La langue de Shakespeare s’entremêle avec les textes de transition adressés au public par Tristan Goff, qui incarne le grand Will. Étienne Luneau et Malvina Morisseau assurent tous les autres rôles, par le truchement d’accessoires et d’éléments de costume. En contrepoint, les interventions musicales de Joseph Robinne jouent une part active dans la narration. Elles se nourrissent de chansons de l’époque, dont des airs de Henry Purcell, ainsi que des morceaux jazzy ou pop-rock des années 70.
Être ou ne pas être
Qui fut exactement l’auteur d’Hamlet ? Ici, ce n’est pas la question.

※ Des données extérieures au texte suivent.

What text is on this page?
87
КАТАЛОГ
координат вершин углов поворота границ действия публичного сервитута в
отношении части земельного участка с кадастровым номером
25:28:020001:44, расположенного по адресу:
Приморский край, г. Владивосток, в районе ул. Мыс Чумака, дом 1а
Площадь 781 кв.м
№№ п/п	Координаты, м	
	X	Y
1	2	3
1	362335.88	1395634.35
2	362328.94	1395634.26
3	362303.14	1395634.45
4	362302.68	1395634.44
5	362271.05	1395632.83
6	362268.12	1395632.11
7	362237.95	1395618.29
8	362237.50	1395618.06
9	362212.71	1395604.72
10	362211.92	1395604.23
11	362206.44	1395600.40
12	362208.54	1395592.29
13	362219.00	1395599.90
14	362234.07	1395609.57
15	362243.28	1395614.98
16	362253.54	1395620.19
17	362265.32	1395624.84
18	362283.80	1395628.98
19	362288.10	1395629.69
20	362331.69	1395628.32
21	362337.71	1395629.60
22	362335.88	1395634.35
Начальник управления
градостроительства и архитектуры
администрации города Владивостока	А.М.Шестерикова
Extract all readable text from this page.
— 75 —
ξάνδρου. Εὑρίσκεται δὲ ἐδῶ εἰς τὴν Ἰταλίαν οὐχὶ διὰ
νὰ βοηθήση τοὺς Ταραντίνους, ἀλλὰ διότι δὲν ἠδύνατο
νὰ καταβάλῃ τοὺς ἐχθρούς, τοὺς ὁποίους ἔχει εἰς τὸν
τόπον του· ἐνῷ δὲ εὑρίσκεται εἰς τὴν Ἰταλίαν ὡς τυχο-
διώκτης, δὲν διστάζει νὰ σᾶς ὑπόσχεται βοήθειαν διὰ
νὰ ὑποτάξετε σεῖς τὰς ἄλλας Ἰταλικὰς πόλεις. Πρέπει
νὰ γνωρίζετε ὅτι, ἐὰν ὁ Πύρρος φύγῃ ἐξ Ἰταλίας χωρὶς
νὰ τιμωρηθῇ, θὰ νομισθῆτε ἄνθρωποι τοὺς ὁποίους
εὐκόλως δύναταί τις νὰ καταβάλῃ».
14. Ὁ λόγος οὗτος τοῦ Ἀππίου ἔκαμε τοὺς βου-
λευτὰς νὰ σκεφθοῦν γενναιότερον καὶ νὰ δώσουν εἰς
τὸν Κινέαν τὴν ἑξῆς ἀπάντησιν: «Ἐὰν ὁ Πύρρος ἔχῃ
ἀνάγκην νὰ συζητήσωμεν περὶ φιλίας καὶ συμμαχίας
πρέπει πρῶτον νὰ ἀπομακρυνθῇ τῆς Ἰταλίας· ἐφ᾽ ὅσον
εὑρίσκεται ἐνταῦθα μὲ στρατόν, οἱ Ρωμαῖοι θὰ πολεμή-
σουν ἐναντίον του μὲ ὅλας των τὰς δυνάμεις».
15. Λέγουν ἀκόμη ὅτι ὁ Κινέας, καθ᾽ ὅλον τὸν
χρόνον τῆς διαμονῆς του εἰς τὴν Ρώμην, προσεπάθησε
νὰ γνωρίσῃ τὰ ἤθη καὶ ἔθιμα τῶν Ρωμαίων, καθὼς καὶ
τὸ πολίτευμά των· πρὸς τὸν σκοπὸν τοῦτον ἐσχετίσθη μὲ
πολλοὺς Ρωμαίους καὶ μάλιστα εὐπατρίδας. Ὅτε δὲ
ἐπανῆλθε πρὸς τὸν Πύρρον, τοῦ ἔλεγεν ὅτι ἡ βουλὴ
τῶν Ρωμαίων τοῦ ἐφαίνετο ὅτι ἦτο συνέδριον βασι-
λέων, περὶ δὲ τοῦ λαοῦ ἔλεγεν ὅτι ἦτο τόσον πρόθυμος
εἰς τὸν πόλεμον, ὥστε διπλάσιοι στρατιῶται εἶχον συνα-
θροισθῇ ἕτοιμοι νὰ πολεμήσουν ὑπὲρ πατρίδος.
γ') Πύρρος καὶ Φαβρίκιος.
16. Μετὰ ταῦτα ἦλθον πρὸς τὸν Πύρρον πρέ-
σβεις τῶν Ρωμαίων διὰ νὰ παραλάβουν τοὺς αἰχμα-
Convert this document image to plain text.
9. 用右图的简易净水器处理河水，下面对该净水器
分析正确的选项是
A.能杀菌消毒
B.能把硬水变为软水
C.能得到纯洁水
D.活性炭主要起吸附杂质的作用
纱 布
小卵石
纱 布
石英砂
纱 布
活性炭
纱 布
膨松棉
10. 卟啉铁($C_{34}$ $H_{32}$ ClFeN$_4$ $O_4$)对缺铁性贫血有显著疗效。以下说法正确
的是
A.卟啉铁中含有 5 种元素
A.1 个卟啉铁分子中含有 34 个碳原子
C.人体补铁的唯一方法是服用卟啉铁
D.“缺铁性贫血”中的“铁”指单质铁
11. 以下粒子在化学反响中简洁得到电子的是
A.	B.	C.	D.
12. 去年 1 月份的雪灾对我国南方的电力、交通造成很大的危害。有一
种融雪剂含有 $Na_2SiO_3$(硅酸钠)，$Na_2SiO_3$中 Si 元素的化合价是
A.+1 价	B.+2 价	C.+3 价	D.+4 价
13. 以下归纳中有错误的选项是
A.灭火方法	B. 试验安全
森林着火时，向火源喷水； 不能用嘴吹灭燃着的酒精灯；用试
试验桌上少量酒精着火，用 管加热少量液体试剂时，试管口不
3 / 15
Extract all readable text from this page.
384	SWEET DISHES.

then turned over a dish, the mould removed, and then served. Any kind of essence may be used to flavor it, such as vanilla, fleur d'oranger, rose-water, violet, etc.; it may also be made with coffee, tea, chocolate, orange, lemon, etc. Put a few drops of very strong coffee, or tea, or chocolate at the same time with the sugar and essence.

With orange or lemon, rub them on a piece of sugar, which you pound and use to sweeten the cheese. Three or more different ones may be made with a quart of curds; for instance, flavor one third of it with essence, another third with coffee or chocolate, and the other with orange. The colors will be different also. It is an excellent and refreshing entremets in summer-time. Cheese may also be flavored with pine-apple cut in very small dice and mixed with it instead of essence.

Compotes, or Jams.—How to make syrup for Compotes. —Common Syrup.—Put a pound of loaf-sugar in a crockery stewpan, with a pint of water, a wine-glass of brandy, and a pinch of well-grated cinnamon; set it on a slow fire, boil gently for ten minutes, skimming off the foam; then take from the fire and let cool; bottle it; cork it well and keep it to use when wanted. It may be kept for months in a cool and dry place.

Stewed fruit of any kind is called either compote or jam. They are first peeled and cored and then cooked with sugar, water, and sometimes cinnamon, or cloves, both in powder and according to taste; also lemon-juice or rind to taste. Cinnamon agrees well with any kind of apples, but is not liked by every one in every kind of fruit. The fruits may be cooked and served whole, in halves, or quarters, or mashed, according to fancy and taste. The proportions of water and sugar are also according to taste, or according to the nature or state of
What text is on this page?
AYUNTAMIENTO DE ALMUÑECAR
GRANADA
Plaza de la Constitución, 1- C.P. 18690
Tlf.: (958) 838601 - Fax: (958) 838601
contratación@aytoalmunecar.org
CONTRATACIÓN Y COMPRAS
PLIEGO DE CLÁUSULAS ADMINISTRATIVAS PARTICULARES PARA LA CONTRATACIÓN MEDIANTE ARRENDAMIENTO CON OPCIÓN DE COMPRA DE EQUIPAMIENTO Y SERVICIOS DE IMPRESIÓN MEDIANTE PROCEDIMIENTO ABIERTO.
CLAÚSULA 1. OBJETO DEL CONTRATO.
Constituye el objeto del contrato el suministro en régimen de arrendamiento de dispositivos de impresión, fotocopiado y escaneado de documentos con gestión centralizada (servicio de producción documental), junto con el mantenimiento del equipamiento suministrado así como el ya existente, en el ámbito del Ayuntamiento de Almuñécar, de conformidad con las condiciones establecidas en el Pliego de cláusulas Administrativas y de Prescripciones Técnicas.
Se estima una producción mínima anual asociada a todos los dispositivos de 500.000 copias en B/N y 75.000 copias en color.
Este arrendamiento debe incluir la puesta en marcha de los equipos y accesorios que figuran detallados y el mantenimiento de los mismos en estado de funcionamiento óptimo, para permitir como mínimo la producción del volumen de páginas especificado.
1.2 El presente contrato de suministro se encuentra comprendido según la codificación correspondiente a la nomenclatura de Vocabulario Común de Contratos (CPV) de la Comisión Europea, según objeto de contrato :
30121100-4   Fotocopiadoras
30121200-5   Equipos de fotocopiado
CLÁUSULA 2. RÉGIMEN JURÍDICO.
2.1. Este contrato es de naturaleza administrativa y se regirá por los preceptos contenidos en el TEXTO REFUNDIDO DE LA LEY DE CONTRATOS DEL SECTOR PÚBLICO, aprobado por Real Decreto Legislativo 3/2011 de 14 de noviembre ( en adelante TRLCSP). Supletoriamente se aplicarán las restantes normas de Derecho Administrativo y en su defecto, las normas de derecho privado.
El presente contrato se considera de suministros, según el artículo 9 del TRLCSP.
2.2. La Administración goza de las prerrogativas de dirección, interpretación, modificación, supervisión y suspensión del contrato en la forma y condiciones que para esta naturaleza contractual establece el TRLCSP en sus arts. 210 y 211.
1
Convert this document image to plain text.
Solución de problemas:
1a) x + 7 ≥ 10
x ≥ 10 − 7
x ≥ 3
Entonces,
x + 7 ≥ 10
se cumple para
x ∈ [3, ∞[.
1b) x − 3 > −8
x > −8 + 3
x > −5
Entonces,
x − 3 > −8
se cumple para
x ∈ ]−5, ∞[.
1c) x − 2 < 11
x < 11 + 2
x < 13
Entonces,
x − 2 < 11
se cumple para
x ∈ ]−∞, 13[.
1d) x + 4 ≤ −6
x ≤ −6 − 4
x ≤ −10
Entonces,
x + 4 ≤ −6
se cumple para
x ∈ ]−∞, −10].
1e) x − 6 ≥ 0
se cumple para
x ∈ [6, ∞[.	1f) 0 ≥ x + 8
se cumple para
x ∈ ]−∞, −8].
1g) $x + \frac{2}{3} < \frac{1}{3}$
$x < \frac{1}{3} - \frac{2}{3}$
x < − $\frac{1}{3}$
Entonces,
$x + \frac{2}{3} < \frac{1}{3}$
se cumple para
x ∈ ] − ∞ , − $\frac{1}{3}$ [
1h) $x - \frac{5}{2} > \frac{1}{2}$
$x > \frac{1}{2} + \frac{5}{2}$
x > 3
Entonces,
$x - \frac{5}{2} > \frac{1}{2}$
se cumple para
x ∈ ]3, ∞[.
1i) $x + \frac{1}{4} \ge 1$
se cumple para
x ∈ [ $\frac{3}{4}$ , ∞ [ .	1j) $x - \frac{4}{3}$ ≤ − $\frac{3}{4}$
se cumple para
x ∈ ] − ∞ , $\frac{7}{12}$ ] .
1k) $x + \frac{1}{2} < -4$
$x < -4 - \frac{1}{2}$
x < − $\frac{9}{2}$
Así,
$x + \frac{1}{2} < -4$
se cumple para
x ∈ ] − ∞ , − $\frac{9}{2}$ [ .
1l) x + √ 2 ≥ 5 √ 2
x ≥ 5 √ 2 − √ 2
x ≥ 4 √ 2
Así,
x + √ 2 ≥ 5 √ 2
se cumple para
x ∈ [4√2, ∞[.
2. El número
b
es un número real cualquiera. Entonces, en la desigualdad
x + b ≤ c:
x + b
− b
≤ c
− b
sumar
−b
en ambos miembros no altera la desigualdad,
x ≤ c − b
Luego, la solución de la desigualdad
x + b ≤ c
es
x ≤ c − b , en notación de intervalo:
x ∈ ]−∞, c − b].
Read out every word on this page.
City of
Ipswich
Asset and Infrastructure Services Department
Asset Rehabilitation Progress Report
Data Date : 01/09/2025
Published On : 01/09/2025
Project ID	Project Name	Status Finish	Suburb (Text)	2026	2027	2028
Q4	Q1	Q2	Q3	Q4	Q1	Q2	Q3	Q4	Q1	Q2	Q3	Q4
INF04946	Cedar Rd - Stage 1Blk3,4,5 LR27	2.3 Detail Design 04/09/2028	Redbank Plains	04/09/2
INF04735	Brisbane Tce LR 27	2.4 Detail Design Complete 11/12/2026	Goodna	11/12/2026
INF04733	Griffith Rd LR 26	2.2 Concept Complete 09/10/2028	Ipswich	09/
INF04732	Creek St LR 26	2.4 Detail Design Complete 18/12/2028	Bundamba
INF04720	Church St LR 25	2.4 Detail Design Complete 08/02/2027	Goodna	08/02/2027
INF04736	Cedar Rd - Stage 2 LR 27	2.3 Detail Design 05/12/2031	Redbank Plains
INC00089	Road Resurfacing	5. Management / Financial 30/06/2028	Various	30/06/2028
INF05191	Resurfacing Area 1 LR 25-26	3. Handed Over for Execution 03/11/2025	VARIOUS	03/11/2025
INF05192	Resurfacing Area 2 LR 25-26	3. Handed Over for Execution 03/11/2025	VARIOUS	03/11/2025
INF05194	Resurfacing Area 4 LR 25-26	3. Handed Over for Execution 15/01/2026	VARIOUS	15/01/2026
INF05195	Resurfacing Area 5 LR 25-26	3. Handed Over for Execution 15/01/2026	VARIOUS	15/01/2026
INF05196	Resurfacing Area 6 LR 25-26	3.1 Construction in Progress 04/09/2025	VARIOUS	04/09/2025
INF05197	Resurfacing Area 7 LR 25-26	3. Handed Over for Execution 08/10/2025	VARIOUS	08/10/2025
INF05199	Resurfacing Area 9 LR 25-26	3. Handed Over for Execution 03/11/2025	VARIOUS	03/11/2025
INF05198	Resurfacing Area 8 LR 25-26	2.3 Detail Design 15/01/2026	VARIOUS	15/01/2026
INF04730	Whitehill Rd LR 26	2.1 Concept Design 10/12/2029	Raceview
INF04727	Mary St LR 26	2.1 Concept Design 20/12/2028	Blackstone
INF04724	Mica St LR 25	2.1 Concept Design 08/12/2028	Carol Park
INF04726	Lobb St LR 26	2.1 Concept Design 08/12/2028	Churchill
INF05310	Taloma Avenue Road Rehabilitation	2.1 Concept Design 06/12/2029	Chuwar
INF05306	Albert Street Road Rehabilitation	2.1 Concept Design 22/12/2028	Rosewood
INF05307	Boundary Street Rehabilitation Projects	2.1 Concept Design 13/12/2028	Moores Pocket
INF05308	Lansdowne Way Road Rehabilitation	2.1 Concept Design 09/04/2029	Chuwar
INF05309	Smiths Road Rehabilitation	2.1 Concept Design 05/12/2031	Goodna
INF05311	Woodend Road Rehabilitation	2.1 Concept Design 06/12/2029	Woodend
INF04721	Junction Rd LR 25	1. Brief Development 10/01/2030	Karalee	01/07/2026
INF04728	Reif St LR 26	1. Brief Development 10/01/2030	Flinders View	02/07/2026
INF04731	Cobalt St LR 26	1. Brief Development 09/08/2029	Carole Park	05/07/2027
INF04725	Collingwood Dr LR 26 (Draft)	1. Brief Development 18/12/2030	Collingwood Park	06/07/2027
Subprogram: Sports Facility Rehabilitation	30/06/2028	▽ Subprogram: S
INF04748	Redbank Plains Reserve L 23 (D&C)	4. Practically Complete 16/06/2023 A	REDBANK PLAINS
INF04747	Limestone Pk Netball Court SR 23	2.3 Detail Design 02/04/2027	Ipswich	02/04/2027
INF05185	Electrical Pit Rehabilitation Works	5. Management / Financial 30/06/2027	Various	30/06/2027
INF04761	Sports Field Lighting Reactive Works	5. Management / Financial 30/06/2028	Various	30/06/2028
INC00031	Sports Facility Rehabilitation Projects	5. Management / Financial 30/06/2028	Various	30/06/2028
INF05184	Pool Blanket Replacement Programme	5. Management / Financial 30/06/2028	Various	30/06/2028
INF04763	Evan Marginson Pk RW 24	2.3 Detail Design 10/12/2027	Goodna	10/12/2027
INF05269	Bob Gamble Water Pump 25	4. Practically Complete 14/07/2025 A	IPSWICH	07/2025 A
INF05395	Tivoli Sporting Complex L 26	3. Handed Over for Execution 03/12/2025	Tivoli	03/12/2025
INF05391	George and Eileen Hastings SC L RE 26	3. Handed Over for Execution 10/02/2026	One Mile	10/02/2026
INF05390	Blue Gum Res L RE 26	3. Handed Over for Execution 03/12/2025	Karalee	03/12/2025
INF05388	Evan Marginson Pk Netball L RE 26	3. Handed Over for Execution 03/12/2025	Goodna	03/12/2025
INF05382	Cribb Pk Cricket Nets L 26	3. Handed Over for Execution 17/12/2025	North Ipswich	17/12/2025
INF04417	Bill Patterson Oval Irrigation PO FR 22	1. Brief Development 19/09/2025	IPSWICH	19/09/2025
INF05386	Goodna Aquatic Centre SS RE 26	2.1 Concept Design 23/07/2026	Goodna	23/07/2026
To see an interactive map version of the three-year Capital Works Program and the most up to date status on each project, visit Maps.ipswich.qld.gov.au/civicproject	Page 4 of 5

Hors des controverses et conjectures sur l’existence ou non du dramaturge, on le suit de Stratford-upon-Avon à Londres, où l’a entraîné une troupe de comédiens ambulants, dont le célèbre comique William Kempe et l’indéfectible ami Richard Burbage. On assiste aux principales étapes de sa carrière, jusqu’à sa mort, une fois de retour auprès d’Anne, son épouse délaissée. On le voit discuter ou se disputer avec ses comédiens, rencontrer le poète Christopher Marlowe dans une taverne interlope de Londres, se lier d’amitié avec Henry Southampton, son mécène et supposé amant à qui il dédia le poème Vénus et Adonis. On surprend ses relations fantasques avec la Reine Elisabeth Ire, puis le Roi Jacques, auquel il aurait donné des cours de diction... On le suit échappant à la peste, répétant une pièce dans son nouveau Théâtre, le Globe, qui prit feu à cause d’un canon utilisé pour des effets spéciaux... La compagnie Grand Tigre s’amuse à reconstituer ces épisodes sur un mode ludique.
Un théâtre de tréteaux
Avec des moyens simples et beaucoup de malice, Tristan Le Goff, Étienne Luneau, Malvina Morisseau et Joseph Robinne nous emmènent au temps du « divin barde », sans prétendre à un théâtre documentaire ou historique. Ils ont fouillé ensemble dans le corpus shakespearien pour donner voix à leurs personnages, laissant ensuite à Étienne Luneau le soin de suturer les morceaux choisis, pour offrir à la metteuse en scène Elsa Robinne un matériau de jeu cohérent. Le dispositif scénique dépouillé, modulable au gré des circonstances, consiste en plusieurs praticables de bois sur roulettes, organisés autour de l’espace du musicien. Les costumes n’appartiennent à aucune époque mais font référence à l’élégance britannique, parfois détournée en dandysme punk.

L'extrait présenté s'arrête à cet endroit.